If we are willing to confess with bare-skinnned honesty, we must also be willing and equipped to bear one another’s burdens and to direct all sin to God in prayer and be HEALED from the choices and situations which mar our lives and prevent us from standing unblemished before Him, in the shadow of the Cross.
I hope that makes sense. Ironically, it is my own confession.
Pressing on toward the goal and thrilled to be talking about this with you…
By scott on Jun 29, 2005 | Reply
Tremendous thoughts. My plea for confession, I admit, is fairly utopian.
Actually that may be too cynical on my part. Chalk it up to seeing the need for the church to be so much more than it is.

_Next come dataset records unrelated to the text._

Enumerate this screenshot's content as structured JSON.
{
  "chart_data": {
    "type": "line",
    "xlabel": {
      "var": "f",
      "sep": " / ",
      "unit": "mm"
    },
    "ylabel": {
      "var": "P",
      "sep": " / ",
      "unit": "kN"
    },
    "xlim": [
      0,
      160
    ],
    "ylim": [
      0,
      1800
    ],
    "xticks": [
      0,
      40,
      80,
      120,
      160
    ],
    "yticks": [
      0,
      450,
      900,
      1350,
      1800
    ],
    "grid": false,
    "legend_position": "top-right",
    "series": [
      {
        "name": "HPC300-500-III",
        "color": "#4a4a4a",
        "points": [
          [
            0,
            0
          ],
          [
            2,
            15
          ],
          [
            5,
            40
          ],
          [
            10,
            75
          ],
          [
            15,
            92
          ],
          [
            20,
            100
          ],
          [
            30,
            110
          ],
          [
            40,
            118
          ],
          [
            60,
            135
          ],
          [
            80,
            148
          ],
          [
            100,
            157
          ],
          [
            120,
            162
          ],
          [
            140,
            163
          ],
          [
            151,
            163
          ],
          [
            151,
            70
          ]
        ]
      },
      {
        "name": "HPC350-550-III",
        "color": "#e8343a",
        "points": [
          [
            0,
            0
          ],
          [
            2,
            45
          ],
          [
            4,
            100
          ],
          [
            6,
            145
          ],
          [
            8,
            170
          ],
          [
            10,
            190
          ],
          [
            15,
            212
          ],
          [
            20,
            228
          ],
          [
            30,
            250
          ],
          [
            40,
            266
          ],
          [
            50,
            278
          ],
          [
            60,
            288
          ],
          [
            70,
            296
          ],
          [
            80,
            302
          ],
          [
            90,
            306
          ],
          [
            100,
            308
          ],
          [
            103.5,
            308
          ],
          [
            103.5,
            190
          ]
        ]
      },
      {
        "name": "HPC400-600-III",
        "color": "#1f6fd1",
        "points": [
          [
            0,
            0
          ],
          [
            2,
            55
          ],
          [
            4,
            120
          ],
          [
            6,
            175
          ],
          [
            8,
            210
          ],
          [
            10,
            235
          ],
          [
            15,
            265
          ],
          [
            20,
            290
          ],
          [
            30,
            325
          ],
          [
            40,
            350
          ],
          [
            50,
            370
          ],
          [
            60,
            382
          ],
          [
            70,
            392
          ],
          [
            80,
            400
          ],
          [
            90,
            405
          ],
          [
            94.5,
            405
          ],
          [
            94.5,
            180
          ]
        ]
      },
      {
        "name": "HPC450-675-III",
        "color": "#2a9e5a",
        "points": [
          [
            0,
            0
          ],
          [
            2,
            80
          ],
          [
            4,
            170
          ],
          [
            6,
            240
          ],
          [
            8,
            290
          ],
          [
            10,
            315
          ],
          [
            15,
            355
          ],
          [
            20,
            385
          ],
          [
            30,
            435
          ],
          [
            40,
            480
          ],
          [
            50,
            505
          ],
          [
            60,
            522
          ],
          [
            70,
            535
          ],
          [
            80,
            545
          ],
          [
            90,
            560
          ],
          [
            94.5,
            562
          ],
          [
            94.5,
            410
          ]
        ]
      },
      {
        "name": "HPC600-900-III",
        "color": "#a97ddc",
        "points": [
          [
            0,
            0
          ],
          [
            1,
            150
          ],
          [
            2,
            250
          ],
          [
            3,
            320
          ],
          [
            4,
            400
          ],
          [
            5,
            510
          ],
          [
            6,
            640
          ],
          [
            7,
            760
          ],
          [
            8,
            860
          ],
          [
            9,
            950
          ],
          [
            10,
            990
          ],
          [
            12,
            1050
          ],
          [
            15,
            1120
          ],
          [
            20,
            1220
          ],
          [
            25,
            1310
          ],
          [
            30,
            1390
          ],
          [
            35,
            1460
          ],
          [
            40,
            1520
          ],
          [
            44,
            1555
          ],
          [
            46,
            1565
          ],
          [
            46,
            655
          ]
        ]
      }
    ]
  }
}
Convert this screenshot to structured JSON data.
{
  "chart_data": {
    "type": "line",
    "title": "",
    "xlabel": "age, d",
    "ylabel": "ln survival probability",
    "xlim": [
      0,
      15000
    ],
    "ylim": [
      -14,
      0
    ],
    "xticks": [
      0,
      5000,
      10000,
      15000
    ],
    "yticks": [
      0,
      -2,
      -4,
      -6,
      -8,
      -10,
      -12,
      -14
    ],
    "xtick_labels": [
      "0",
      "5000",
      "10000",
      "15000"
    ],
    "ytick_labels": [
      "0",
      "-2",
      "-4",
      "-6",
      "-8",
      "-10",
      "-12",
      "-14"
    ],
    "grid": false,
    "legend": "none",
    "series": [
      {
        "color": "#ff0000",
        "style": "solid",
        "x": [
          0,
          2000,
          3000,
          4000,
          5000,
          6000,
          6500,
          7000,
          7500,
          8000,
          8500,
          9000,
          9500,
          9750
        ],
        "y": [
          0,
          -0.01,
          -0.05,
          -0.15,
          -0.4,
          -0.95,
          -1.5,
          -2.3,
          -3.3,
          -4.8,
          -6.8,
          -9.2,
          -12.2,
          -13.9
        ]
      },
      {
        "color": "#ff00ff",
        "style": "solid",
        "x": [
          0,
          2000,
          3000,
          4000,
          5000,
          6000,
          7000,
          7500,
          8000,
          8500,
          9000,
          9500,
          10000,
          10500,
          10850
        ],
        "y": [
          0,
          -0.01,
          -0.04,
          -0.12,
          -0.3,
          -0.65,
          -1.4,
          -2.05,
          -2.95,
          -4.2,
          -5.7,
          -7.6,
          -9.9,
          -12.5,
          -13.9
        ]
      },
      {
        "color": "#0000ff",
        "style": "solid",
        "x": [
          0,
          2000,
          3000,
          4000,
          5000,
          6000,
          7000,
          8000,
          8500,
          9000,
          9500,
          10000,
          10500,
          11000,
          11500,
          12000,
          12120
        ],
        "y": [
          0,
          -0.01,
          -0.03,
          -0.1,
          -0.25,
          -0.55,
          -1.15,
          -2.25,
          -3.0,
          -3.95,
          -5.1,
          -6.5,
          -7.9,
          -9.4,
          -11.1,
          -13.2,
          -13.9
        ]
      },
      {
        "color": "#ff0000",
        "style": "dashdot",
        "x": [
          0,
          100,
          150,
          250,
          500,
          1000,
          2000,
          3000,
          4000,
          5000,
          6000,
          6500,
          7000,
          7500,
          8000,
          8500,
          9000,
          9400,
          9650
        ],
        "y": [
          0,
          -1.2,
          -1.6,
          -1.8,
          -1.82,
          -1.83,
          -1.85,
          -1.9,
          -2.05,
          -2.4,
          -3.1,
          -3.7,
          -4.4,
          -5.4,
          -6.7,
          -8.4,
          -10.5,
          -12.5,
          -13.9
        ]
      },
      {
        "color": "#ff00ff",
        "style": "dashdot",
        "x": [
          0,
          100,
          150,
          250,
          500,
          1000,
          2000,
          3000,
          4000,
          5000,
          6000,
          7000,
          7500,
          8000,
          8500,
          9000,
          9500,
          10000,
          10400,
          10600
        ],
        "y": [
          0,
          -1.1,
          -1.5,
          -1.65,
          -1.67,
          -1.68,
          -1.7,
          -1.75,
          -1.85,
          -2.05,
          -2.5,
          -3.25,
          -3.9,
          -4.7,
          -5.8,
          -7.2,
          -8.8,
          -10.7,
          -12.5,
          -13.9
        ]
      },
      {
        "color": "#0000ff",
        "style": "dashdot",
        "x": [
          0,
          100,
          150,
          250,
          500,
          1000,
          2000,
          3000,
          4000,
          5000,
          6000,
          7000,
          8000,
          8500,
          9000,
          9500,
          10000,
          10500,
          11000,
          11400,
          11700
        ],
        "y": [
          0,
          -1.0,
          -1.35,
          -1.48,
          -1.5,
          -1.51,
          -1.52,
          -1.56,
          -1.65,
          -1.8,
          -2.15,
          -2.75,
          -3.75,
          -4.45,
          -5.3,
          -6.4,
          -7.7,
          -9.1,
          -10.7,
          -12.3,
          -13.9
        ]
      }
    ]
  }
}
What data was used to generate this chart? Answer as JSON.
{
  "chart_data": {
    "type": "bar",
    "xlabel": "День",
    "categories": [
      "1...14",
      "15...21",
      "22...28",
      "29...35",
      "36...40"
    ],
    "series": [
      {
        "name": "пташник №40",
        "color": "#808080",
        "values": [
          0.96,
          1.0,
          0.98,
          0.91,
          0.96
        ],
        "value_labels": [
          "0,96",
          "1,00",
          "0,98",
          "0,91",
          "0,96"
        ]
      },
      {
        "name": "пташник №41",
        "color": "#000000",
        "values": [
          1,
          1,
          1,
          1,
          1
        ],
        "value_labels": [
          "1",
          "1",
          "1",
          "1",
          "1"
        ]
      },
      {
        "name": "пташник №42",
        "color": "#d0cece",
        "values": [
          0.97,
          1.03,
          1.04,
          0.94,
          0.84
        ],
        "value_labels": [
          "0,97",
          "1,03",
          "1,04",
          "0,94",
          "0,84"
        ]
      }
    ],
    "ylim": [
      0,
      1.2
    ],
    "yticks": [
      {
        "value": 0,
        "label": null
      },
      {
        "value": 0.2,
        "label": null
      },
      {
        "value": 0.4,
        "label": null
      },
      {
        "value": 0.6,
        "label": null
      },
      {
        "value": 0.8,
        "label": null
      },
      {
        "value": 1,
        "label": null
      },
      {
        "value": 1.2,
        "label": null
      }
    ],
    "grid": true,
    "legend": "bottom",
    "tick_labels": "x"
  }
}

I agree that the church is not a dumping ground. The problem is, however, that too many of our churches have become a place to ignore sin altogether. It’s not fashionable to preach the dangers of sinful behavior.
In this relativistic wake we are hampered by the reluctance to confess much of anything.
Unfortunately, I understand all too well your reticence to take part in confession. As a “paid” guy I find it all too often impossible to share the burdens of my heart. Preachers should never struggle with sinful behavior, right?
Yet I do. And I live in a culture that objectifies clergy, holding them to an ideal that is seldom attainable and then shakes their head when they fall unbelieving that another minister has fallen.
We have lost the reciprocal nature of confession. We have lost the tender embrace of knowing community. We have lost the boldness and sincerity to “own up” to our imperfections.
Yet what is the end of confession? Why are we commanded to do so? I believe Bono has once again hit on something: “Sometimes You Can’t Make It Own Your Own”
Man, that is much more sporadic than I like to be.